Nell’ultimo anno si è parlato tanto di bellezza. Tanto e male, secondo me.
Si dovrebbe avere una timidezza, un rispetto naturale, forse anche un po’ di timore ad usare questa parola per non perdere di vista il suo significato.
E invece Fazio a Sanremo, ogni cineforum Rai, la domenica pomeriggio Fininvest, davanti all’ape(ritivo), in palestra su tapirulan, mentre si fa la spesa, al cellulare, magari anche su What’s up (che non son certa perché non ce l’ho).
Insomma io vorrei parlare di bellezza, e per farlo di tre donne, che con questa hanno molto a che vedere: le protagoniste della mostra Torino alla mostra torinese Preraffaelliti l’utopia della bellezza. Ringraziando Dio aver studiato al Dams non basta per essere critici d’arte, dunque parlerò di moda, tanto cara a me e alla corrente artistica ottocentesca.
Monna Vanna, Sidonia von Bork e Ofelia.
Monna Vanna
La donna “vana” è stata dipinta da Dante Gabriel Rossetti nel 1866. Quello che mi colpisce è che, per citare Ma-donna, siamo di fronte ad una Ma-terial girl. Attenzione non parliamo di una prostituta, che importerebbe poco, ma di un’esibizione di ricchezza materiale e non di una rappresentazione di sentimenti intimi da parte dell’artista. Punto l’attenzione sugli accessori: chi mi conosce sa che li amo molto e parto da essi per costruire i miei outfit. Braccialetto bimano d’oro, anello a forma di foglia verde, orecchini pendenti indiani, la collana di corallo rossa a più giri e come girocollo un massiccio ciondolo di cristallo a forma di cuore. Più monili insieme proprio come faccio io, alla faccia di quelle che insegnano che l’eleganza è minimale. L’eleganza, secondo me, è saper accostare.

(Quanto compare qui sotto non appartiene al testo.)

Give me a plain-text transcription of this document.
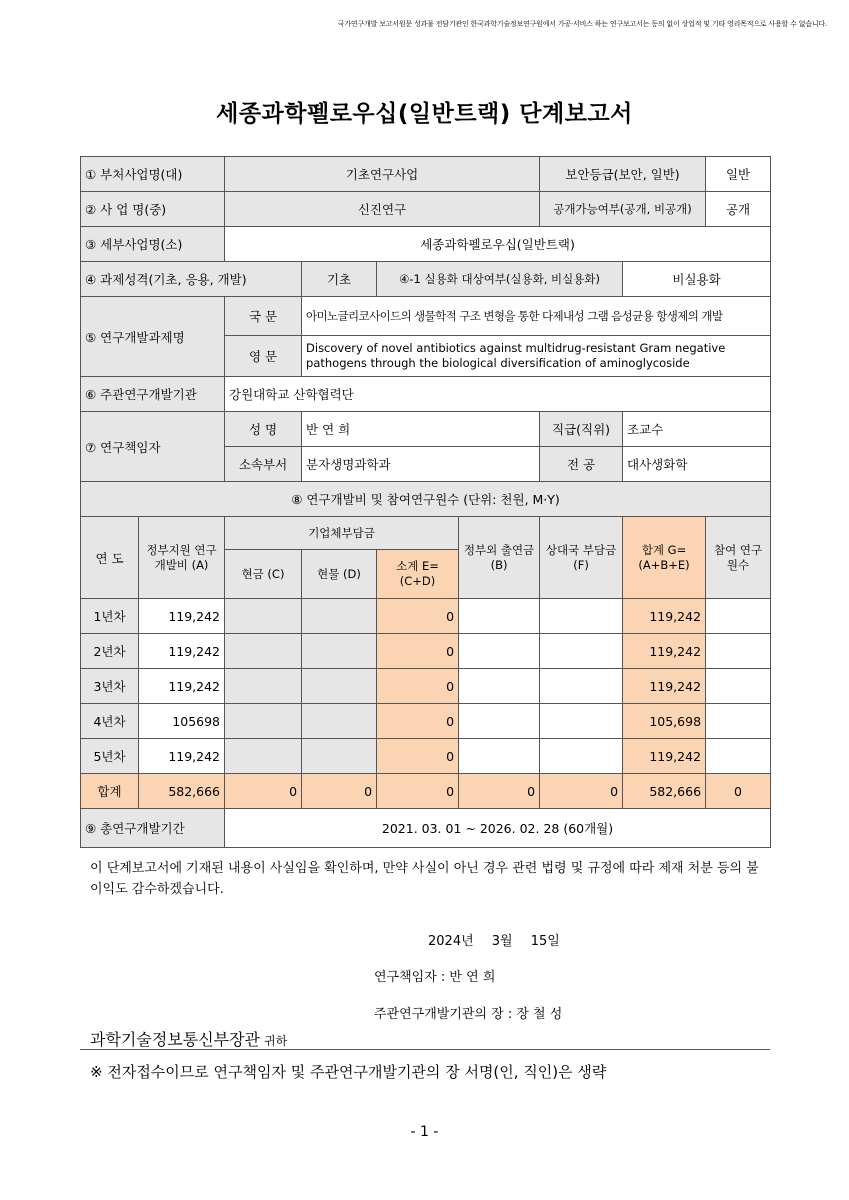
국가연구개발 보고서원문 성과물 전담기관인 한국과학기술정보연구원에서 가공·서비스 하는 연구보고서는 동의 없이 상업적 및 기타 영리목적으로 사용할 수 없습니다.
세종과학펠로우십(일반트랙) 단계보고서
① 부처사업명(대)		기초연구사업				보안등급(보안, 일반)		일반
② 사 업 명(중)		신진연구				공개가능여부(공개, 비공개)		공개
③ 세부사업명(소)		세종과학펠로우십(일반트랙)						
④ 과제성격(기초, 응용, 개발)			기초	④-1 실용화 대상여부(실용화, 비실용화)			비실용화	
⑤ 연구개발과제명		국 문	아미노글리코사이드의 생물학적 구조 변형을 통한 다제내성 그램 음성균용 항생제의 개발					
		영 문	Discovery of novel antibiotics against multidrug-resistant Gram negative pathogens through the biological diversification of aminoglycoside					
⑥ 주관연구개발기관		강원대학교 산학협력단						
⑦ 연구책임자		성 명	반 연 희			직급(직위)	조교수	
		소속부서	분자생명과학과			전 공	대사생화학	
⑧ 연구개발비 및 참여연구원수 (단위: 천원, M·Y)								
연 도	정부지원 연구개발비 (A)	기업체부담금			정부외 출연금 (B)	상대국 부담금 (F)	합계 G=(A+B+E)	참여 연구원수
		현금 (C)	현물 (D)	소계 E=(C+D)				
1년차	119,242			0			119,242	
2년차	119,242			0			119,242	
3년차	119,242			0			119,242	
4년차	105698			0			105,698	
5년차	119,242			0			119,242	
합계	582,666	0	0	0	0	0	582,666	0
⑨ 총연구개발기간		2021. 03. 01 ~ 2026. 02. 28 (60개월)						
이 단계보고서에 기재된 내용이 사실임을 확인하며, 만약 사실이 아닌 경우 관련 법령 및 규정에 따라 제재 처분 등의 불이익도 감수하겠습니다.
2024년 3월 15일
연구책임자 : 반 연 희
주관연구개발기관의 장 : 장 철 성
과학기술정보통신부장관 귀하
※ 전자접수이므로 연구책임자 및 주관연구개발기관의 장 서명(인, 직인)은 생략
- 1 -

E qui c’è un qualcosa di ricorrente, il dettaglio più importante: il cerchio, la forma a spirale in cui Vanna faceva cadere, ipnotizzandolo, il maschio.
Tutte donne cattivelle queste, ma la matrigna sicuramente è la contessa Sidonia dipinta da Edward Burne Jones nel 1860.
La perfidia, simboleggiata dall’aracnide in fondo a destra, è rafforzata dalla ragnatela di ricami dell’abito in pendant con la retìna nei capelli della donna. Seducente e distruttiva, la van Bork mi sfida in tre quarti, con quell’aria nobile e distaccata, chiedendomi con lo sguardo:
“Lorusso dove lo trovi oggi un abito coi serpenti attorcigliati e biforcuti?”
Infine giungiamo all’immagine più famosa, l’Ofelia di Millais dell’1851-52.
Qui non voglio dire nulla, perché veramente la bellezza non si dice.
Ma si ascolta e si rincontra dopo secoli.